Newborn screening aims to detect potentially fatal or disabling conditions in newborns as early as possible, often before the infant displays any signs or symptoms of a disease or condition. Usually multiple tests are done simultaneously using a few drops of blood from the newborn’s heel. Blood is tested for certain genetic, endocrine, and metabolic disorders. In order to test for a condition, there needs to be a broad, rapid test available that is relatively cheap, has a low false positive rate and high accuracy. Newborn screening is performed in individuals where there is no family history of a genetic condition. It is not used where there is a known family history – in these situations, other tests should be used to test the infant for the condition known in the family. Limited newborn screening is available to private patients in South Africa. There is no State newborn screening programme in South Africa.
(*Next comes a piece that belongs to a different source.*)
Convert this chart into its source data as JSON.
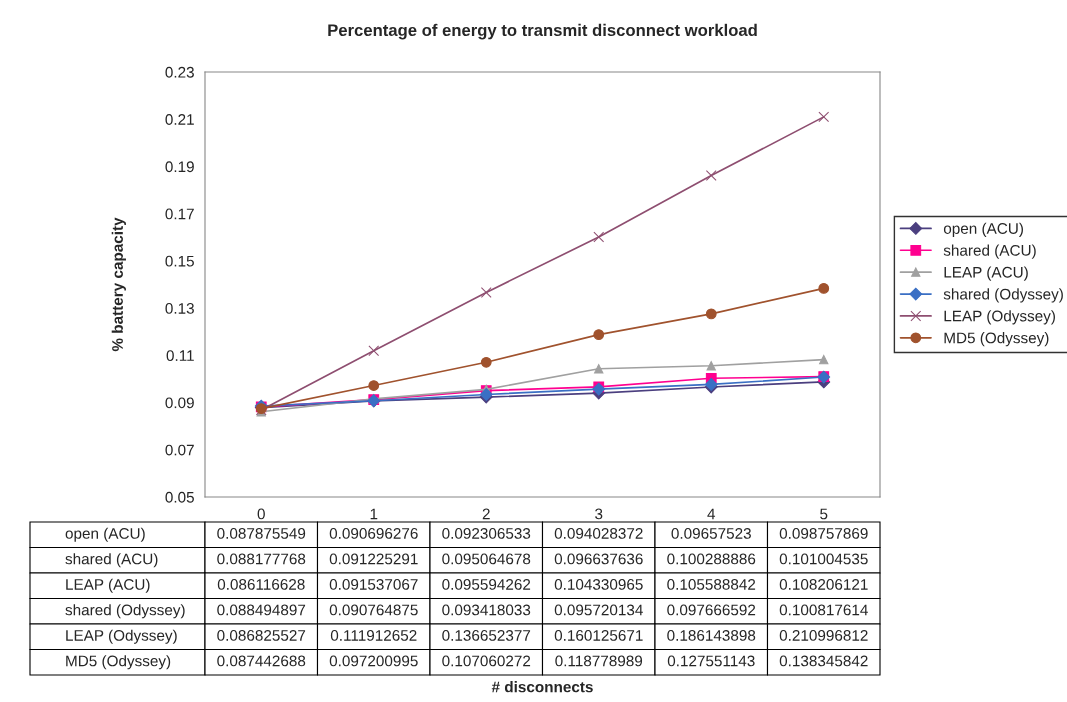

Newborn screening for muscular dystrophy has not been widespread for a number of reasons. Firstly, there are many different conditions and thus designing a single test to detect the majority of these is not generally possible. This may change as genetic testing develops. Further, until recently no treatment existed to significantly alter the disease course and thus many would have argued against screening as early diagnosis would not have made any difference. This is changing as treatment advances.
Some countries are now screening for the commonest form of muscular dystrophy, Duchenne (DMD), by measuring the concentration of a type of protein called CK-MM, which is part of a group of proteins called creatine kinase. Creatine kinase is found in muscle tissue and CK-MM enters the blood stream in increased amounts when there is muscle damage or breakdown. Elevated levels of CK-MM detected by the kit may indicate the presence of DMD. Results showing elevated CK-MM must be confirmed using other testing methods, such as muscle biopsies, genetic testing and other laboratory tests. The current availability of drugs such as steroids, ataluren, eteplirsen and golodirsen, which may significantly alter the disease course if started early, makes screening for DMD justifiable.
Screening for spinal muscular atrophy (SMA) by genetic testing for the commonest fault worldwide – a deletion of both copies of the SMN1 gene – has also been introduced in some countries. New studies are suggesting that early diagnosis and initiation of treatment with drugs such as Spinraza® (Biogen) and Zolgensma® (Novartis) achieve best outcomes when started pre-symptomatically.